Assurance of Anonymity and Confidentiality: subjects must be given a “statement describing the extent, if any, to which confidentiality of records identifying the subject will be maintained”. They also must be assured that their identity will remain anonymous in presentations, reports, and publications of the study. (NIH OHSR, 1991, 45 CFR 46.116a).
Compensation for Participation in Research: for research involving more than minimal risk, the subjects must be given an explanation as to whether any compensation, medical, or psychological treatments are available if injury occurs. (NIH OHSR, 1991, 45 CFR 46.116a).
Offer to Answer Questions: subjects are provided an “explanation of whom to contact for answers to pertinent questions about the research and research subjects’ rights, and whom to contact in the event of a research related injury. (NIH OHSR, 1991, 45 CFR 46.116a).
Noncoercive Disclaimer: a noncoercive disclaimer is a “statement that participation is voluntary, refusal to participate will involve no penalty or loss of benefits to which the subject is otherwise entitled.” (NIH OHSR, 1991, 45 CFR 46.116a).
Option to Withdraw: subjects “may discontinue participation at any time without penalty or loss of benefits.” (NIH OHSR, 1991, 45 CFR 46.116a).

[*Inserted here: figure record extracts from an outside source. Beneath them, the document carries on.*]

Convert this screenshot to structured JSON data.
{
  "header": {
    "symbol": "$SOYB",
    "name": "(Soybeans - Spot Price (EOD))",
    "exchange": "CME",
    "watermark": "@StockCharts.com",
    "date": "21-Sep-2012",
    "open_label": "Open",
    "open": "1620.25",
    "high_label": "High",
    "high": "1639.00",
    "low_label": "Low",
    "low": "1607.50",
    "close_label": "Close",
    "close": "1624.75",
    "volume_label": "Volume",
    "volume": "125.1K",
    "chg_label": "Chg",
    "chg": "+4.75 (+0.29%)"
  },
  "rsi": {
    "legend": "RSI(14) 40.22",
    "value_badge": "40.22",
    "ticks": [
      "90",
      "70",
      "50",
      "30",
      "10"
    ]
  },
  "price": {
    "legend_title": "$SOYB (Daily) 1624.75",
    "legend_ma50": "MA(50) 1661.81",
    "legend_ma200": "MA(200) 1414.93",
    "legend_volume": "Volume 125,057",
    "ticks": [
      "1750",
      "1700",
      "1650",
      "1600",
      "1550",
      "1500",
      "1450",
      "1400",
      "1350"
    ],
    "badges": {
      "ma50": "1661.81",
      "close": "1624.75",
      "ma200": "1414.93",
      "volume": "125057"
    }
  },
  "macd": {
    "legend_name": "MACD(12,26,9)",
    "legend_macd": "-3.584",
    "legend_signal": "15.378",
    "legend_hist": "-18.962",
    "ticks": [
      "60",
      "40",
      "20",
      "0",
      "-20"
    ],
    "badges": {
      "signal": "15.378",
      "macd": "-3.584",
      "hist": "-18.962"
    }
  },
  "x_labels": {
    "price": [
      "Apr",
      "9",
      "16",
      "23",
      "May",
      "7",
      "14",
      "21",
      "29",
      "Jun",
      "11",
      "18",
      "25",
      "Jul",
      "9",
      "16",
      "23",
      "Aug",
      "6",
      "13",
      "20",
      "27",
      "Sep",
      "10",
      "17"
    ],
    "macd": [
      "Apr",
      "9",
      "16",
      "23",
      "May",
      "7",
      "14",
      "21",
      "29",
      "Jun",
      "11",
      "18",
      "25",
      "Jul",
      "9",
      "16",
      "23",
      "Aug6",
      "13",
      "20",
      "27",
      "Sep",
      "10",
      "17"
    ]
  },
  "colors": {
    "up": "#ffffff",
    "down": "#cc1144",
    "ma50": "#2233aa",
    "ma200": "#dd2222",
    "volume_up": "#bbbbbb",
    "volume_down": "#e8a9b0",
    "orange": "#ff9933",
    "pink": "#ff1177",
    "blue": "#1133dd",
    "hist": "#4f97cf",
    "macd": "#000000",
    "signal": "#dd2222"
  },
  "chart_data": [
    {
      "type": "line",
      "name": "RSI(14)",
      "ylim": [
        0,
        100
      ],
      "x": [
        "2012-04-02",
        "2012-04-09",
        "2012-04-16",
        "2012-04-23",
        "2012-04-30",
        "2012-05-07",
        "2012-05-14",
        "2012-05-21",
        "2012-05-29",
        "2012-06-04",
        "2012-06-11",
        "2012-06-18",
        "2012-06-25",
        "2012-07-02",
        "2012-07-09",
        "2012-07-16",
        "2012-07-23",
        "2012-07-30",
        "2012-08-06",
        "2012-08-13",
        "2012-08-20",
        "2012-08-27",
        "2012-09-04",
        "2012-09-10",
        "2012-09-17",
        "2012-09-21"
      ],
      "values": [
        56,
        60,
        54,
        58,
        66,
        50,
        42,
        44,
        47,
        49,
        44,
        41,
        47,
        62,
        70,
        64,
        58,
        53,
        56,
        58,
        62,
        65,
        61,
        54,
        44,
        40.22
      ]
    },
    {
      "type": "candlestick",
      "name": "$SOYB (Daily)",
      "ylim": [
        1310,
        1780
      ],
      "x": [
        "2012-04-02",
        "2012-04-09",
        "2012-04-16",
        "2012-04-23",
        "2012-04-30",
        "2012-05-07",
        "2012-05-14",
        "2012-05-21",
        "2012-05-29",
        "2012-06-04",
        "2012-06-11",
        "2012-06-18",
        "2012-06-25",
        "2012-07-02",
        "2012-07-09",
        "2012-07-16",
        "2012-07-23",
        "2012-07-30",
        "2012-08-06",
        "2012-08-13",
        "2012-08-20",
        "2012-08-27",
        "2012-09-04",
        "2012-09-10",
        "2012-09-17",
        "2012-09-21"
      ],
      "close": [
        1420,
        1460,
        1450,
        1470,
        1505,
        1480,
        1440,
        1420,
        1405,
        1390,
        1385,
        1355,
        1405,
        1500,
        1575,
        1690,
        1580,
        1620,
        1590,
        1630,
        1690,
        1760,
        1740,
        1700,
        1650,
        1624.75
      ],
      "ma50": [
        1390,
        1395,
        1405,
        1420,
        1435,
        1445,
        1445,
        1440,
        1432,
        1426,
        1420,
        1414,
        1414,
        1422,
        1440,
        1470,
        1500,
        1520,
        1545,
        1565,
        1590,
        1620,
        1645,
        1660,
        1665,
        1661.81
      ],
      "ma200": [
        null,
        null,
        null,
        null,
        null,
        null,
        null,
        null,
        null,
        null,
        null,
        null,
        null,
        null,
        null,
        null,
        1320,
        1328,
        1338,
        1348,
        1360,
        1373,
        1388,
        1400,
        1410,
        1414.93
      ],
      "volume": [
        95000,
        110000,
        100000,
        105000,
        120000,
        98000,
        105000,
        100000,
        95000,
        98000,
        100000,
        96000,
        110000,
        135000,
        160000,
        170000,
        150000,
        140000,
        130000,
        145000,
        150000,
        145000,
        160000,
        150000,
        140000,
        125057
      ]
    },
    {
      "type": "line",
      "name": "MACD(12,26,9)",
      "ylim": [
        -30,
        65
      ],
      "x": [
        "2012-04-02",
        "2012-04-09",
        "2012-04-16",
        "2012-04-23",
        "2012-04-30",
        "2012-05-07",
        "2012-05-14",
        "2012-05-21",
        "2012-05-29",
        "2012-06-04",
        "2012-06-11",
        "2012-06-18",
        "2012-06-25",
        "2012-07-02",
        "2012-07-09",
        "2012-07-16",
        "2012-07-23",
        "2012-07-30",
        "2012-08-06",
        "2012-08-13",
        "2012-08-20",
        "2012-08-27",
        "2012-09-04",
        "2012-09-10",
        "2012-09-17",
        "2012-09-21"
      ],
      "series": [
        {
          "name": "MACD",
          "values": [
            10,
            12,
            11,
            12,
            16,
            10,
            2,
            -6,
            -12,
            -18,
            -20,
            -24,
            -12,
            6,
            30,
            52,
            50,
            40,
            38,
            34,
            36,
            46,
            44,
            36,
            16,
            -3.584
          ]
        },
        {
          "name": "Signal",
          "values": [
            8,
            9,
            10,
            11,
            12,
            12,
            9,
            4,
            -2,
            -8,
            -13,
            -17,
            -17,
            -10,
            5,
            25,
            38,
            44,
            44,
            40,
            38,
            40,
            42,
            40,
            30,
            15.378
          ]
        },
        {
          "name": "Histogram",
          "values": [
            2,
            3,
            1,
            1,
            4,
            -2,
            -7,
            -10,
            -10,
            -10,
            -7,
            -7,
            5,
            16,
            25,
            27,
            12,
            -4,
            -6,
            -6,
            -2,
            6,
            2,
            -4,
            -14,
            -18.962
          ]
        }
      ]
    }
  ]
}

Consent to Incomplete Disclosure: in some studies, subjects are not completely informed of the study purpose, because that knowledge would alter the subjects’ actions. However, subjects must know that certain information is being withheld deliberately. The researcher ensures that there are no undisclosed risks to the subjects that are more than minimal and the subjects’ questions regarding the study are answered truthfully. (NIH OHSR, 1991, 45 CFR 46.116a).
THE MOST COMMON DELAYS ARE:
1. Informed Consent Problems:
Insufficient informed consent- not containing all of the elements of consent.
Not written in the 1st person of the subject.
Not written in simple language.
2. Not all adequate information regarding the procedures, e.g. instruments, experimental procedures is present. Procedures need to be explained exactly as you would do them, and include sufficient detail that a person using your protocol could do the experiment.
3. Failure to complete training. Final approval can not be given until principal investigators have completed training.
NOTE: you must report any adverse reactions and any research related problems or complaints immediately and in writing to the IRB chair.
All Human Research documents must be retained for a minimum of three years AFTER completion of the study.
The IRB is required to ensure compliance with federal regulations. In order to do this the IRB will review (at random) principal investigators conducting human research at TAMIU.